The inventory system received lots of love this week.
- Pressing 1, 2, and 3 switches the active secondary weapon between stealth grenades, lure grenades, and mines.
- Pressing Ctrl+1-3 swaps the active and target slots. For instance, pressing 3 selects mines. Pressing ctrl-1 swaps mines and stealth grenades, leaving mines in slot 1 and stealth grenades in slot 3.
- You can also switch between non-empty slots:
- D-pad left and d-pad right, or alt left arrow and alt right arrow, switches between non-empty inventory slots.
- D-pad up or alt up arrow speaks the current slot and remaining inventory.
- D-pad down or alt down-arrow enters a slot swap mode, where the currently selected slot can be moved left and right and placed between other slots.
It sounds complicated, but I've found it very intuitive while playing, and can't wait to see what players think.
Speaking of grenades, I've also added a throwing mechanic. To throw a grenade, first hold return or left trigger for a second to arm the grenade. Once primed, a cycling rising tone indicates the intensity of the throw. When released, the grenade either flies to the end of its arc and explodes, or hits something along the way.
We also now have lure grenades. These detonate harmlessly, but summon all robots within a pretty wide distance to investigate. Not the safest things to use, especially if you botch a throw, but they're great fur luring robots to mines, or drawing them to an area and sneaking past them.
I also worked in a quick last-minute change that added lots of juice but still needs some tuning--dynamic, in-game music. Each frame, I calculate what I call the perceived and actual tension level based on the AI state of all enemies. An enemy pursuing the player is assigned more points than is an enemy investigating something, and point values are further broken down by robot type. If the points exceed a certain threshold, the music becomes more intense.
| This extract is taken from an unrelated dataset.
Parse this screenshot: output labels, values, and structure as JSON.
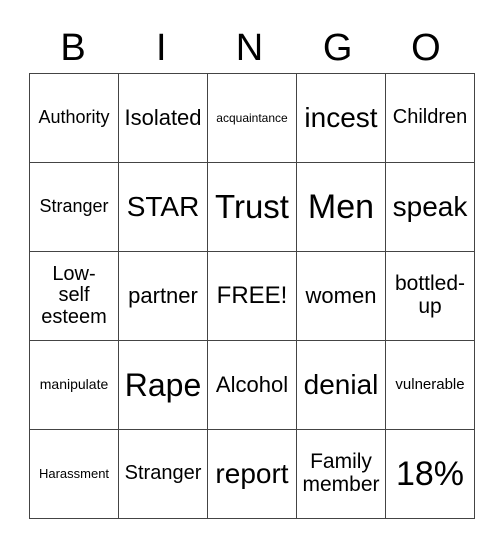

Unfortunately, the system doesn't yet fade between tracks, so the switches are rather jarring. Also, my eventual goal is to transition more gradually between perceived and actual tension levels such that you don't immediately know that a tense battle is ended because the music suddenly fades. Higher tension levels take longer to fade out, for example. Once I'm happy with how that sounds, I'll make another gameplay recording.
Finally, robots now return to their spawn points after a random delay if they fail to find something they've been investigating. This plus the recent environmental audio changes really makes the world feel more alive, as I've often been surprised by robots wandering through areas I thought I'd cleared.
But my goal for this month is an imperfect early access demo, and while it's tempting to polish and polish until this thing shines, I stopped new feature development early this week to fix some bugs and work through a punchlist of non-development and unsexy work. To that end:
- I now have a studio Twitter account, @LightsOut_Games. Apologies for the screen reader unfriendliness of the name--it's all I could grab. Better suggestions welcome.
- The website is marginally nicer, and better changes are on the horizon.
- I fixed a number of bugs that I'd been putting off.
- Bevy OpenAL now supports loading MP3 assets. While I prefer OGG and FLAC where I can manage it, some of the assets I want to use are MP3-only, and it made sense to support the format natively vs. re-encode as OGG and take the quality hit.
Next week will probably be lighter on development work as well, and I may skip the devlog entry entirely. Much of my time will likely be spent drawing up demo and early access roadmaps, as well as assembling the infrastructure to build and publish releases.